On Tuesday, Putin accused European powers of obstructing U.S. efforts to end the war by presenting proposals they knew would be “absolutely unacceptable” to Moscow, heightening concerns that Russian supply will remain limited to buyers such as China and India if talks fail to produce a resolution. Tony Sycamore noted that despite uncertainty over the talks, “concerns over an oversupply glut and soft demand continue to weigh on the crude oil price, which must remain above support in the mid $50’s to avoid a deeper setback.” The ongoing conflict in Ukraine, which escalated after Russia’s invasion in 2022, has intensified, with Ukraine increasingly targeting Russian oil infrastructure using drone strikes. Recent assaults on export facilities along the Russian Black Sea coastline have highlighted the geopolitical risks stemming from the conflict.
According to sources on Tuesday, the Caspian Pipeline Consortium, responsible for transporting oil from Russia and Kazakhstan, is working to complete repairs on its third single point mooring in the Black Sea ahead of schedule, aiming to restore full export capacity after a drone attack affected another mooring. The increase in U.S. inventories has further heightened concerns about a crude oil surplus. Market sources reported that U.S. crude and fuel inventories rose last week. Crude stocks increased by 2.48 million barrels for the week ending November 28, gasoline inventories rose by 3.14 million barrels, and distillate inventories increased by 2.88 million barrels.

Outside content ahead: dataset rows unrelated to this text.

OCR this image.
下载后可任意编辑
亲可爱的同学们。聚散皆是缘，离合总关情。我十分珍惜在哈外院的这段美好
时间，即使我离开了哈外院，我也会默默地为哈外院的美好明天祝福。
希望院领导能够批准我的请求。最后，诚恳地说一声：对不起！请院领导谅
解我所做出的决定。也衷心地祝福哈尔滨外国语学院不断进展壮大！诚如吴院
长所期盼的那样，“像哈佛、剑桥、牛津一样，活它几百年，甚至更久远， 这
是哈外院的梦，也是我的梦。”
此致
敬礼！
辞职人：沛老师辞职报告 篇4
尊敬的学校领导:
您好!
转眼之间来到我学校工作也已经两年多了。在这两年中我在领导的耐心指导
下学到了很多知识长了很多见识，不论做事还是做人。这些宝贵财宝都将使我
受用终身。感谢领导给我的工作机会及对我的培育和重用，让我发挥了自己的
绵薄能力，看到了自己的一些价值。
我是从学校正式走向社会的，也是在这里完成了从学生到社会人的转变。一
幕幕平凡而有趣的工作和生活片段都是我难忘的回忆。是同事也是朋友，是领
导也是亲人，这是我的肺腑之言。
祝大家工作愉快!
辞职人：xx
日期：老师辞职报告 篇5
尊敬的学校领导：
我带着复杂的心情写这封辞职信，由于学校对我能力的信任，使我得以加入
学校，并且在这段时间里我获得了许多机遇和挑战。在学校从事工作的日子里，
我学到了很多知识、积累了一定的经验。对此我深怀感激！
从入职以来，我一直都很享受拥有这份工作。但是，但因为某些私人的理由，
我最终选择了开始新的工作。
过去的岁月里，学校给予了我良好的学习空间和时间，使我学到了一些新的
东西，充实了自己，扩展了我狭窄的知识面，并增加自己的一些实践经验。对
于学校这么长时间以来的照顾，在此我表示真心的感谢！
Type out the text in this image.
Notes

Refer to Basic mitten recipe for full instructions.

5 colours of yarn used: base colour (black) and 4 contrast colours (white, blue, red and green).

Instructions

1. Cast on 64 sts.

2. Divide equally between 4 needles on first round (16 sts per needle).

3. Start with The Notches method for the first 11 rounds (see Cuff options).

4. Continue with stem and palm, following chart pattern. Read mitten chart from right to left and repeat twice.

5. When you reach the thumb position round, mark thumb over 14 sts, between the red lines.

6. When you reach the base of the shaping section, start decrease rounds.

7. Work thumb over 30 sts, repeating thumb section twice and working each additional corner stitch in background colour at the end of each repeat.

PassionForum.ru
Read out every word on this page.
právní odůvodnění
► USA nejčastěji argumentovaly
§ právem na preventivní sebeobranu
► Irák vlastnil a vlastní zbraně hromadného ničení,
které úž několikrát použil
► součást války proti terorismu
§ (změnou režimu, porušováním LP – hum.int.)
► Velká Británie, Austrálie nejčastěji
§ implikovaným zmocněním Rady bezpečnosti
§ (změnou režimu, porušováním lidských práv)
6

On Wednesday, the U.S. Energy Information Administration is set to publish the official government stockpile data, which investors are watching closely as rising inventories add to oversupply worries. The combination of stalled Russia-Ukraine peace talks, targeted attacks on oil infrastructure, rising U.S. stockpiles, and demand-related concerns continues to exert downward pressure on crude prices, shaping a cautious and uncertain outlook for the global oil market.